I dreamed it would be like this. But this night you were intoxicating beyond my fondest dreams so wonderful how I wanted to forever keep your lips to mine….And then you said, ‘You’re making me dizzy’ But dearest, that is just what I wanted you to say…did you know I understand all your secrets so well?…I loved the hard way you were trying to keep repressed your rising emotions. We had been together three whole days and nights without allowing this to happen it was all the sweeter for the waiting. I crossed with you to your bedroom door, do you remember? And suddenly I knew that I had to make you give me an invitation. Not by one word had you given me any sign that you wanted me in that bedroom with you — no, your delicate lady-like manner never would — so that’s why I wanted to make you. I stooped to kiss you and found you powerless to utter a word you were at the breaking point. And then I said goodnight, hoping, oh how I was hoping, you wouldn’t disappoint me.
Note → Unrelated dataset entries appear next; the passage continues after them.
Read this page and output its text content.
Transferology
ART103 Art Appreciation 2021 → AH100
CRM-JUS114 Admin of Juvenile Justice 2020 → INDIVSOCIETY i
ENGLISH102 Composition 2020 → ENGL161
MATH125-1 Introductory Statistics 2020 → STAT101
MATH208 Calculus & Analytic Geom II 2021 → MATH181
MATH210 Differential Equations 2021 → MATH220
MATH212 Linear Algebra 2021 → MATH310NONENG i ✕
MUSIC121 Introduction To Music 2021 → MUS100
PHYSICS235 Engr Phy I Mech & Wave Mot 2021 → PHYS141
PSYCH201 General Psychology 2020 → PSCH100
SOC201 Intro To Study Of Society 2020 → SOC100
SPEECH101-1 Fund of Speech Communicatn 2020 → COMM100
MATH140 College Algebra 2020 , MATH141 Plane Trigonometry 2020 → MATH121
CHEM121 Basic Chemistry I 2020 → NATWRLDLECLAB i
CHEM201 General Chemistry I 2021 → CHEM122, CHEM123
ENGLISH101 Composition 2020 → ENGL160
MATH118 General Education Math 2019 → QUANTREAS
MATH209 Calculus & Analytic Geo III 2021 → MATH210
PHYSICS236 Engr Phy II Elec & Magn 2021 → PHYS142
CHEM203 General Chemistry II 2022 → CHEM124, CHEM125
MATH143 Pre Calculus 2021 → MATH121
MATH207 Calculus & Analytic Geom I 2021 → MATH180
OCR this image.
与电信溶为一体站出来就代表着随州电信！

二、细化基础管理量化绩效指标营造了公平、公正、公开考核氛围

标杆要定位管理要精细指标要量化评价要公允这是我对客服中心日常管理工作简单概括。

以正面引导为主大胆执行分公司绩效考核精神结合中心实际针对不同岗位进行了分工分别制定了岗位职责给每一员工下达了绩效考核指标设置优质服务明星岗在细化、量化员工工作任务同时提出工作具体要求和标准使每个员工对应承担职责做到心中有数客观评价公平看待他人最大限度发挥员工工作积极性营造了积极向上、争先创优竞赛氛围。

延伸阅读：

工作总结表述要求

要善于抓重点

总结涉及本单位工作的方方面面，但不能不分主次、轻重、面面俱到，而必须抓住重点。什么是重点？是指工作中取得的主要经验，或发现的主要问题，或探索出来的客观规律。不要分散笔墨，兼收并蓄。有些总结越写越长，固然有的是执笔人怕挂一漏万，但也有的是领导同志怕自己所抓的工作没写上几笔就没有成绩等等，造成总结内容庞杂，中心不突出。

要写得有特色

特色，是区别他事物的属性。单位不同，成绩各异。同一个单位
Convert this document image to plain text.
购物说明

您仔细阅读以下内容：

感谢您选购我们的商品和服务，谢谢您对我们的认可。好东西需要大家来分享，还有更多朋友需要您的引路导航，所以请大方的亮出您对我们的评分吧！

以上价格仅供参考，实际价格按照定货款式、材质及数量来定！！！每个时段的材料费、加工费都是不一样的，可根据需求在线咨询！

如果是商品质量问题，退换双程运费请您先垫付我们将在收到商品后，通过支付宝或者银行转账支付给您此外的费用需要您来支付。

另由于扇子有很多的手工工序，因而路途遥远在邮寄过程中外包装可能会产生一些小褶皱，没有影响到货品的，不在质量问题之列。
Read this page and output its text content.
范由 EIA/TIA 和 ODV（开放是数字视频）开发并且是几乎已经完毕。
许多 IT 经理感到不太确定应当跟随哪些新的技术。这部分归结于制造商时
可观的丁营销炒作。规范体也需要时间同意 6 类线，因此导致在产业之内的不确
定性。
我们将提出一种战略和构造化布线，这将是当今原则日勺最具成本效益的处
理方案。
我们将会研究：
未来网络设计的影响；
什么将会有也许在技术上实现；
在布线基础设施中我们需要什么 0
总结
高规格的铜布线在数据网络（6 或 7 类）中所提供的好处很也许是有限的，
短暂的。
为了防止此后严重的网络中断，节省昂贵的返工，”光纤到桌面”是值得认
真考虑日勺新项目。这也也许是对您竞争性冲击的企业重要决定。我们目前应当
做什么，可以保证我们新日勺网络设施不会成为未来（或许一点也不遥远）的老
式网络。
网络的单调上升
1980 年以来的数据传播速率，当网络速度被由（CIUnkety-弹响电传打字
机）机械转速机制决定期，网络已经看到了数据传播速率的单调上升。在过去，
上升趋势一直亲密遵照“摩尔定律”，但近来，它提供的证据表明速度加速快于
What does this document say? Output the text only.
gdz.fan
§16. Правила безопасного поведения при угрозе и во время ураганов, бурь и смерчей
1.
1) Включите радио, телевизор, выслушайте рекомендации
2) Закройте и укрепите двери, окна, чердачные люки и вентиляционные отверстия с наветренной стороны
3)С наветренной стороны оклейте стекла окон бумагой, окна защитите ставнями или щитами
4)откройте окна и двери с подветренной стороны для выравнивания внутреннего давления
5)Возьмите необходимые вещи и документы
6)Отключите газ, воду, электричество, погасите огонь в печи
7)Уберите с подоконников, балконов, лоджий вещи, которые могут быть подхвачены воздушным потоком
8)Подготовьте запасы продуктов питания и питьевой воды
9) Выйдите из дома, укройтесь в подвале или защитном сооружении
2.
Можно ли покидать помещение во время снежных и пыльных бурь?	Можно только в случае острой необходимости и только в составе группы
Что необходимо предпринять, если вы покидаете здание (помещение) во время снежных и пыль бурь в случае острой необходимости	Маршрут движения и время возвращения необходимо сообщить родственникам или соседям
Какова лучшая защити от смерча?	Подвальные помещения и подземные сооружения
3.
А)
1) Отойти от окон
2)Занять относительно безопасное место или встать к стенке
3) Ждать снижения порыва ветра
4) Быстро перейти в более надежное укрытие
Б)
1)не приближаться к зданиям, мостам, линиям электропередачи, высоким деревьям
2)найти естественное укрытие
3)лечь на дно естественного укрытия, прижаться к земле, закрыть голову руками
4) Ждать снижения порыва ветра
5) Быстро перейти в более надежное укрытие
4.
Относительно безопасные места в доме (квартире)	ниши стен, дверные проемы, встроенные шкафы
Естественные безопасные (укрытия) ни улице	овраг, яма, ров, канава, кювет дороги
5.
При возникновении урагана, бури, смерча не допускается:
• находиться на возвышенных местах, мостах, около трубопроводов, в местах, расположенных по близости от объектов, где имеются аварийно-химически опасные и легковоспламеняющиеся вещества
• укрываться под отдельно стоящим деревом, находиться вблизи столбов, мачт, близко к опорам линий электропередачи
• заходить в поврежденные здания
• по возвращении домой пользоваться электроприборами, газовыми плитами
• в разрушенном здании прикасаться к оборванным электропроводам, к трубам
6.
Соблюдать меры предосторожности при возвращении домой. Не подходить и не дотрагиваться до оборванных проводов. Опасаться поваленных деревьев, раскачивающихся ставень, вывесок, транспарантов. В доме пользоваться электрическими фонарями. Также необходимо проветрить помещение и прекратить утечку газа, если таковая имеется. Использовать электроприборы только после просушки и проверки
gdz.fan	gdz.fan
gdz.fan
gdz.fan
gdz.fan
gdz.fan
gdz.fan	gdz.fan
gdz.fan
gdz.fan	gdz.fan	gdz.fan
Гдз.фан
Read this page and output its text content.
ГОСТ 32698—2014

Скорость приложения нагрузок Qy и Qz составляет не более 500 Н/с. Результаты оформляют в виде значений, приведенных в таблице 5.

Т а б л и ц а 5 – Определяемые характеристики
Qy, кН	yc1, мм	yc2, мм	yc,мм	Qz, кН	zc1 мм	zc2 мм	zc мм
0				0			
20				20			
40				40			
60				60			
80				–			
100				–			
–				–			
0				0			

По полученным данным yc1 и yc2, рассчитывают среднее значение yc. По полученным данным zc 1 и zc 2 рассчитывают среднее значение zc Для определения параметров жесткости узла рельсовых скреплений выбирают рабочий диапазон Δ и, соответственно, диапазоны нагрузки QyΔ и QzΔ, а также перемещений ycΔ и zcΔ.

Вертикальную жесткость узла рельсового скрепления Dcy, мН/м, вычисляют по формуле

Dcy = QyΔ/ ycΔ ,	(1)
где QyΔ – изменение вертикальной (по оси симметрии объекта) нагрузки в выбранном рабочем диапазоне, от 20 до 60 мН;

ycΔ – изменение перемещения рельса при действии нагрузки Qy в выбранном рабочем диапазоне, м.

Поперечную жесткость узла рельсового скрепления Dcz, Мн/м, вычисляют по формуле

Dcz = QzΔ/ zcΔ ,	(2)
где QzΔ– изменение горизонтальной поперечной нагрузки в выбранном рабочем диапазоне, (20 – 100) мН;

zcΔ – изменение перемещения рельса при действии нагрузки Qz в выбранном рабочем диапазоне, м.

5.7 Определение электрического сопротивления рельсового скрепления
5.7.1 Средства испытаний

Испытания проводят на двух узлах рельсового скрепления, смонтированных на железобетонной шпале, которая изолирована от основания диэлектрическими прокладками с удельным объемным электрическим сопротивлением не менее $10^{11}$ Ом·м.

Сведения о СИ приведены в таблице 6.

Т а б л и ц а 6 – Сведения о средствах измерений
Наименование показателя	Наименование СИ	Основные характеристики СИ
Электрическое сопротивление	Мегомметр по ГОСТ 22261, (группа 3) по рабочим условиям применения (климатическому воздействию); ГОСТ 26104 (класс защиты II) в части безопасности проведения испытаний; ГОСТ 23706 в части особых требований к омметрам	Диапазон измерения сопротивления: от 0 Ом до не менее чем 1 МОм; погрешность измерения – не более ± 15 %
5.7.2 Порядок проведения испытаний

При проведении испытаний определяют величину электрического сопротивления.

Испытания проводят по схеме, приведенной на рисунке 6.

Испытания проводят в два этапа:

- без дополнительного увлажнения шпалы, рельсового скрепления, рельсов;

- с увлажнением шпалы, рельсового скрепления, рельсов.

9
I felt your numb little fingers cling to mine, and you whispered my name … with joy in my heart I lifted my darling in my arms and carried her to my own bedroom and gathered you in heaven’s own earthly bliss. And dearest, did you know you were a very intoxicated little girl?…The curve of your white little breast … that intimate glorious part of you … that magic evening … I remember telling you that you belonged to me that I would never let you go.

Oh my darling, what a mistress for a man’s home. I closed my eyes and imagined you presiding at my table when we entertain our friends. How proud I shall be. In all the world there never will have been a man so proud.

—-

At the end of the self-styled honeymoon Nelson and Jeanette went their separate ways. With renewed urgency they tackled the matter at hand: how could they finally free themselves from the disaster they’d made of their lives?